Di luar, angin pengiring mengoyak beberapa pohon hingga beberapa ranting dan dahannya, patah dan rontok. Teronggok di pinggir jalan dan sebuah di tengah jalan. Wajah kekasihnya kini muncul lagi di sebuah baleho rubuh yang mengiklankan minyak rambut ternama. Hatinya tak habis pikir. Angin pengiring kini masuk melalui lubang penyaring udara AC taksinya.
*
Di sebuah cafetaria, secangkir kopi hitam, mengepul, mengasapi kedua lubang hidungnya. Sebuah alunan biola dan piano terdengar menguar di antara kedua telinganya, bersemayam di kolong mejanya, menyandera beberapa pengunjung yang datang dengan sekotak kenangan seperti dirinya. Dicoba usirnya ingatan itu dengan sepotong roti, beberapa batang rokok.
Hujan kini turun lagi, meneduhkan kembali dingin dan gigil di ujung-ujung jari kaki dan punggung. Wajah kekasihnya kini justru muncul lagi di hempasan asap rokoknya, lalu mengajak dansa dengan sesekali mencium merah basah bibirnya. Manisnya.

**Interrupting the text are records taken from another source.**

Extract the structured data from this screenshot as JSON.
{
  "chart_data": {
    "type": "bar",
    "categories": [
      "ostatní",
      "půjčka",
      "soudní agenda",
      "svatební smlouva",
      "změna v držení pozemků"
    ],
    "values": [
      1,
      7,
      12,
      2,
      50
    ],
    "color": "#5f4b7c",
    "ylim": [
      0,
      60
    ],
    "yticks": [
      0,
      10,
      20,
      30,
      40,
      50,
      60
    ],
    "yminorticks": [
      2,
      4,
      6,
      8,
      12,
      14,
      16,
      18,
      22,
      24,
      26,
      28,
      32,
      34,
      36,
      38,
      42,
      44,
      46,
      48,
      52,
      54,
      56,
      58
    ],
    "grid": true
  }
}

Kini, kekasihnya juga menari, sedikit berdansa, lalu berputar-putar di ruang isi kepalanya.
Kenikmatan ini tiba-tiba terhenti ketika sebuah klakson sebuah taksi muncul dengan keras di depan cafetaria. Rupanya sudah dua jam lebih ia di cafetaria ini.
Dengan tergesa, ia segera menyambar kopornya dan melanjutkan perjalanan.